Each one of these q’s is determined by the equation

q = (m) x (c) x (deltaT)

When you are given the mass of the calorimeter, that’s
the “m” in the equation for q_calorimeter. When you are
given the mass of the water, that’s the “m” in the equation for
q_water. When you are given the mass of the metal, that’s
the “m” in the equation for q_metal.

Also, as explained in the book, the temperatures of the water
and calorimeter are the same throughout the experiment.
Thus, the final temperature of the water minus the initial
temperature of the water is the deltaT in the equations for
both q_calorimeter and q_water.

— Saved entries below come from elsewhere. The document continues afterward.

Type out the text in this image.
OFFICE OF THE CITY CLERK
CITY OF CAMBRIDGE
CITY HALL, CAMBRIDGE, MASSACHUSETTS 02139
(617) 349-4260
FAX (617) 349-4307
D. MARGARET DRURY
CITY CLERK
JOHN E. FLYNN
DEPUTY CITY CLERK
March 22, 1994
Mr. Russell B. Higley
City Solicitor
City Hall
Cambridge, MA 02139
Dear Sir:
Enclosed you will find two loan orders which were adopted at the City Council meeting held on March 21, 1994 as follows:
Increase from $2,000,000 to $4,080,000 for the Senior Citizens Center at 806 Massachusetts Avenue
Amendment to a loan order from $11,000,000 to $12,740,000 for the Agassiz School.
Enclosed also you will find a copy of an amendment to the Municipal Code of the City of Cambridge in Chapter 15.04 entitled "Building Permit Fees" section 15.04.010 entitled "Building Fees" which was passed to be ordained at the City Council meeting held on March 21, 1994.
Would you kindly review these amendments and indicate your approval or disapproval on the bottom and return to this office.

In addition, as explained in
the book, the final temperature of the metal is also the same
as the final temperature of the water and calorimeter. Thus,
the initial temperature of the metal minus the final
temperature of the water is the deltaT in the equation for
q_metal.

There will always be two q’s for which you have enough
information to get numbers. There will be one q where you
are missing information, but you can figure that out using
the calorimetry equation:

-q_metal = q_water + q_calorimeter

Solving for the q you do not know will then allow you to use
that q’s equation to solve for the unknown in the problem.